Geoffrey Hinton, connu comme le ‘père de l'intelligence artificielle’ et prix Nobel, a averti que la majorité des grandes entreprises technologiques se concentrent uniquement sur les bénéfices à court terme de l'IA, sans considérer les conséquences de long terme que pourrait avoir son développement.
Ses déclarations surviennent à un moment de débat mondial sur les risques, l'éthique et l'orientation d'une technologie qui avance à un rythme sans précédent.
Rentabilité immédiate contre risques futurs
Elon Musk a proposé lors de la conférence Viva Technology de mai 2024 une vision radicale : l'IA pourrait supprimer tous les emplois, obligeant à repenser le sens de la vie humaine dans un monde où presque toutes les tâches seraient automatisées.
Cependant, Hinton souligne que peu de dirigeants technologiques se posent des questions aussi profondes sur le destin de l'humanité. Selon le chercheur, le véritable moteur de développement de l'industrie est le bénéfice immédiat.

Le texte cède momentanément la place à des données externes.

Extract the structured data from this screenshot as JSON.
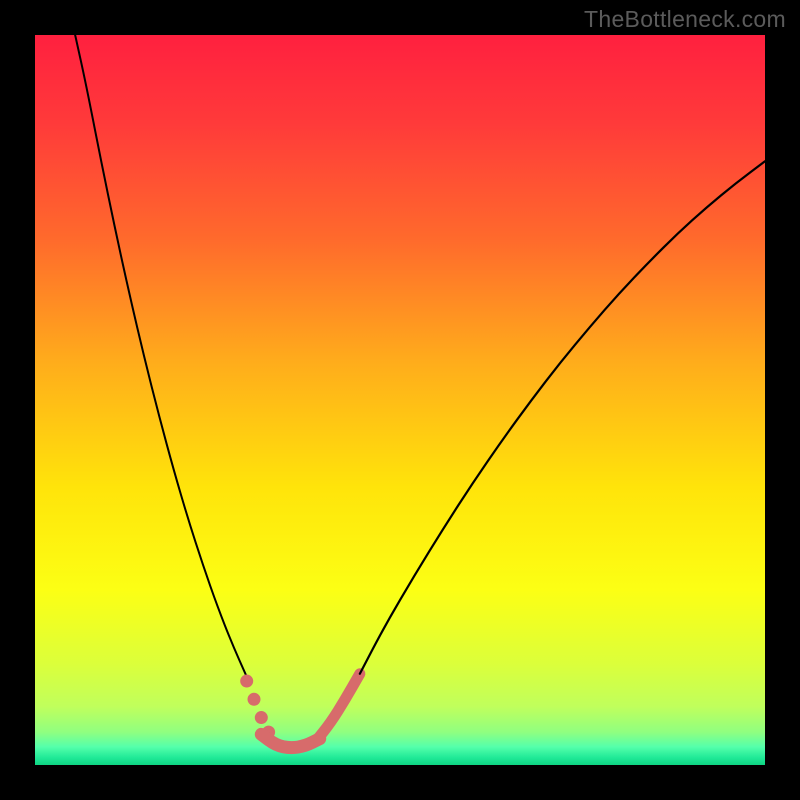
{
  "watermark": "TheBottleneck.com",
  "chart_data": {
    "type": "line",
    "title": "",
    "xlabel": "",
    "ylabel": "",
    "xlim": [
      0,
      100
    ],
    "ylim": [
      0,
      100
    ],
    "grid": false,
    "legend": false,
    "background_gradient_stops": [
      {
        "offset": 0.0,
        "color": "#ff203f"
      },
      {
        "offset": 0.12,
        "color": "#ff3a3a"
      },
      {
        "offset": 0.28,
        "color": "#ff6a2c"
      },
      {
        "offset": 0.45,
        "color": "#ffad1b"
      },
      {
        "offset": 0.62,
        "color": "#ffe40a"
      },
      {
        "offset": 0.76,
        "color": "#fcff14"
      },
      {
        "offset": 0.86,
        "color": "#dcff3a"
      },
      {
        "offset": 0.92,
        "color": "#c0ff5c"
      },
      {
        "offset": 0.955,
        "color": "#90ff80"
      },
      {
        "offset": 0.975,
        "color": "#55ffab"
      },
      {
        "offset": 0.99,
        "color": "#20e997"
      },
      {
        "offset": 1.0,
        "color": "#0ed583"
      }
    ],
    "series": [
      {
        "name": "left-branch",
        "stroke": "#000000",
        "stroke_width": 2,
        "x": [
          5.5,
          7,
          9,
          11,
          13,
          15,
          17,
          19,
          21,
          23,
          25,
          27,
          29
        ],
        "y": [
          100,
          93.2,
          83.0,
          73.3,
          64.2,
          55.7,
          47.8,
          40.4,
          33.6,
          27.4,
          21.7,
          16.6,
          12.1
        ]
      },
      {
        "name": "left-branch-marker-dots",
        "stroke": "#d76b6b",
        "marker_radius": 6.5,
        "x": [
          29.0,
          30.0,
          31.0,
          32.0
        ],
        "y": [
          11.5,
          9.0,
          6.5,
          4.5
        ]
      },
      {
        "name": "valley-floor",
        "stroke": "#d76b6b",
        "stroke_width": 13,
        "x": [
          31.0,
          33.0,
          35.0,
          37.0,
          39.0
        ],
        "y": [
          4.2,
          2.7,
          2.3,
          2.6,
          3.6
        ]
      },
      {
        "name": "right-rise-thick",
        "stroke": "#d76b6b",
        "stroke_width": 11,
        "x": [
          38.5,
          40.5,
          42.5,
          44.5
        ],
        "y": [
          3.3,
          5.8,
          9.0,
          12.5
        ]
      },
      {
        "name": "right-branch",
        "stroke": "#000000",
        "stroke_width": 2.2,
        "x": [
          44.5,
          48,
          52,
          56,
          60,
          64,
          68,
          72,
          76,
          80,
          84,
          88,
          92,
          96,
          100
        ],
        "y": [
          12.5,
          19.2,
          26.0,
          32.5,
          38.7,
          44.5,
          50.0,
          55.2,
          60.0,
          64.6,
          68.8,
          72.8,
          76.4,
          79.7,
          82.7
        ]
      }
    ]
  }
}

« Pour les propriétaires d'entreprises, ce qui pousse la recherche est la rentabilité à court terme », a déclaré Hinton dans un dialogue avec Fortune.
Il a ajouté que les développeurs d'IA eux-mêmes sont souvent concentrés sur la résolution de problèmes techniques immédiats ou sur la satisfaction de leur curiosité, sans penser à l'impact final de leurs recherches : « Ce n'est pas que nous commençons avec l'objectif de savoir quel sera l'avenir de l'humanité. Nous avons des objectifs concrets, comme faire en sorte qu'un ordinateur reconnaisse des images ou génère des vidéos convaincantes ».
Risques d'une IA sans réglementation
Hinton a été l'une des voix les plus critiques à avertir sur le danger d'avancer sans sauvegardes claires. Il estime qu'il existe entre 10 % et 20 % de probabilité que l'IA, après avoir atteint la superintelligence, représente une menace existentielle pour l'humanité. Cette préoccupation l'a amené à quitter Google en 2023 pour pouvoir exprimer librement ses inquiétudes sur l'avenir de la technologie.

Le spécialiste distingue entre deux grands types de risques. D'une part, le mauvais usage de l'IA par des acteurs aux intentions nuisibles, ce qui est déjà observé dans la prolifération de vidéos fausses, cyberattaques et la manipulation de systèmes informatiques. D'autre part, le risque inhérent à la possibilité que l'IA, une fois qu'elle atteindra des capacités supérieures à celles des humains, agisse avec autonomie et objectifs propres, hors du contrôle humain.
Un exemple récent d'utilisation malveillante a été apporté par l'entreprise Anthropic, qui en novembre 2025 a signalé avoir arrêté la première cyberattaque automatisée à grande échelle réalisée avec l'IA sans intervention humaine significative. L'attaque, attribuée à un groupe parrainé par l'État chinois, a tenté de s'infiltrer dans des dizaines d'entreprises technologiques, d'entités financières et d'agences gouvernementales.
Solutions partielles et défis réglementaires
Pour Hinton, chaque problème soulevé par l'IA nécessite des solutions spécifiques. Il propose, par exemple, des systèmes de validation des images et des vidéos qui permettent d'identifier du contenu authentique et de lutter contre la prolifération des deepfakes, à l'image de la façon dont les imprimeries ont commencé à signer leurs œuvres après l'apparition de l'imprimerie. Cependant, il reconnaît que ces solutions sont partielles et ne résolvent pas tous les défis de fond.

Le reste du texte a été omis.